Part of a series on District 26 candidates for the state Legislature.
In the upcoming House of Representatives election, Republican incumbent Steve Miller will compete against a familiar face for Seat A in District 26, which encompasses Blaine, Camas, Lincoln and Gooding counties.
Richard Douglas “Dick” Fosbury, an Olympic high-jumper who revolutionized the “back-first” jumping technique in the 1960s, is running against Miller on the Democratic ticket come Nov. 4. Both Miller and Fosbury were unopposed in the primary election.
The 67-year-old Fosbury said stimulating the economy is one of his top goals. As the corporate president of Galena Engineering and an almost 40-year resident of the Wood River Valley, he says his insider knowledge of the construction industry drives a desire for improved infrastructure and roads.
“The governor and Legislature deferred any monies for maintenance this year because it’s not a highly visible political issue,” he said. “That’s a mistake.”
While it’s the first time Fosbury is running for public office, he’s held multiple leadership positions both nationally and locally—he’s in his third term as vice president for the U.S. Olympians and Paralympians Association, worked as a Ketchum city engineer for 25 years and is a member of the Blaine County Planning and Zoning Commission, among other positions.
“I purposefully avoided politics because I felt that I had an outlet for public service with those appointed positions,” Fosbury said in an interview this week. “I enjoyed that for a long time.”
Weathering the 2008 economy recession as a business owner, Fosbury said, gave him insight into the job crisis.
“From 2008 on, [Galena Engineering] really struggled and lost so many good employees that it’ll take decades to build the company,” he said. “We went from 26 employees at peak summertime down to about six [later] in 2011.”
Education is another central issue for Fosbury, and one that goes hand-in-hand with job creation. He advocates for raising state revenues for education to increase the number of students who graduate from high school. Education Week’s 2014 report card gave Idaho a D- grade in financing this year, based on total spending and equitable funding allotments across the board.

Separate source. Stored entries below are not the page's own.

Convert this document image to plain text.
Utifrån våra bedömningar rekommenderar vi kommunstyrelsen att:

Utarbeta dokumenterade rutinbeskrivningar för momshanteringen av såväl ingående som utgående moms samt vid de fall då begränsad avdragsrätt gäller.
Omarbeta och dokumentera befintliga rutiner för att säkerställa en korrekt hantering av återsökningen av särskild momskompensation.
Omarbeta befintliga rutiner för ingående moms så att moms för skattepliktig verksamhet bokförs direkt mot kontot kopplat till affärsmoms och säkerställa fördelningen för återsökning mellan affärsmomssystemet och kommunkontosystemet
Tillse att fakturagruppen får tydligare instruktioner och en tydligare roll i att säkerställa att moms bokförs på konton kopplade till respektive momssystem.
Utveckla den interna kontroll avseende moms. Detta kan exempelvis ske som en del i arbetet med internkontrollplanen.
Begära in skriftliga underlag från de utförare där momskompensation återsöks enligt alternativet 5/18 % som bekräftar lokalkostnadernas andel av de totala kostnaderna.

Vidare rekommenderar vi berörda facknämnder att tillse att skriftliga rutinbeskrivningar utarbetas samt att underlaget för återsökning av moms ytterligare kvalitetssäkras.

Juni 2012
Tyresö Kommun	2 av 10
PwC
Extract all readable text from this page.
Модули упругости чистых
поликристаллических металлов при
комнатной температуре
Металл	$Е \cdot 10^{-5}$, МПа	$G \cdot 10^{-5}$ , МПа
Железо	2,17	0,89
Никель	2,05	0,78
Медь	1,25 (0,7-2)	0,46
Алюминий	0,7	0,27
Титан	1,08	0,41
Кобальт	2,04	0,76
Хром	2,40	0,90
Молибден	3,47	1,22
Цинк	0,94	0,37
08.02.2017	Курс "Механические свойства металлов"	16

“An educated workplace is really important for our communities and certainly for the standard of living in Idaho,” he said.
Fosbury also supports protection of federal lands, including the proposed Boulder-White Clouds National Monument, for both ecological and fiscal reasons.
“Idaho can’t afford to administer and care for all of the federal lands that we have in Idaho,” he said.
Land and wildlife issues are of central importance to Fosbury’s campaign. The $400,000 Gov. Butch Otter allocated toward managing the gray wolf population to control predation on livestock and ungulates in 2014 are “misdirected,” according to Fosbury. He said non-lethal method to control wolves have proven locally to work and that money could be put toward worthier purposes. Miller voted “yes” to establish the Idaho Wolf Depredation Control Board in February of this year, which created a five-member board and approved the nearly half-million-dollar sum toward reducing the state wolf population.
“It’s a message that’s well-received by the cattle industry but very poorly received by the tourist industry,” Fosbury said.
Within District 26, Fosbury wants to work toward bridging the gap between poorer citizens and wealthier citizens. Bringing more young people to the area, particularly Blaine County, will create a vital workforce, Fosbury said. Citing the low number of 25- through 35-year-olds in the Wood River Valley, Fosbury says the region is at a crossroads, demographically. Projects such as the Ketchum Community Development Corp.’s Ketchum Innovation Center, which offers incubation for up-and-coming entrepreneurs, are on the right track, he said.
Making education equitable across the four counties is another local priority, he said, citing the significant differences in property values between the northern and southern counties that are then funneled into respective school districts.
“That’s really created some disparities with the school district and how they’ve tried to fund their operations,” he said.
Fosbury says his common sense and background in public service would guide him through legislative decision-making.
“I will try to use my name to open doors,” he said.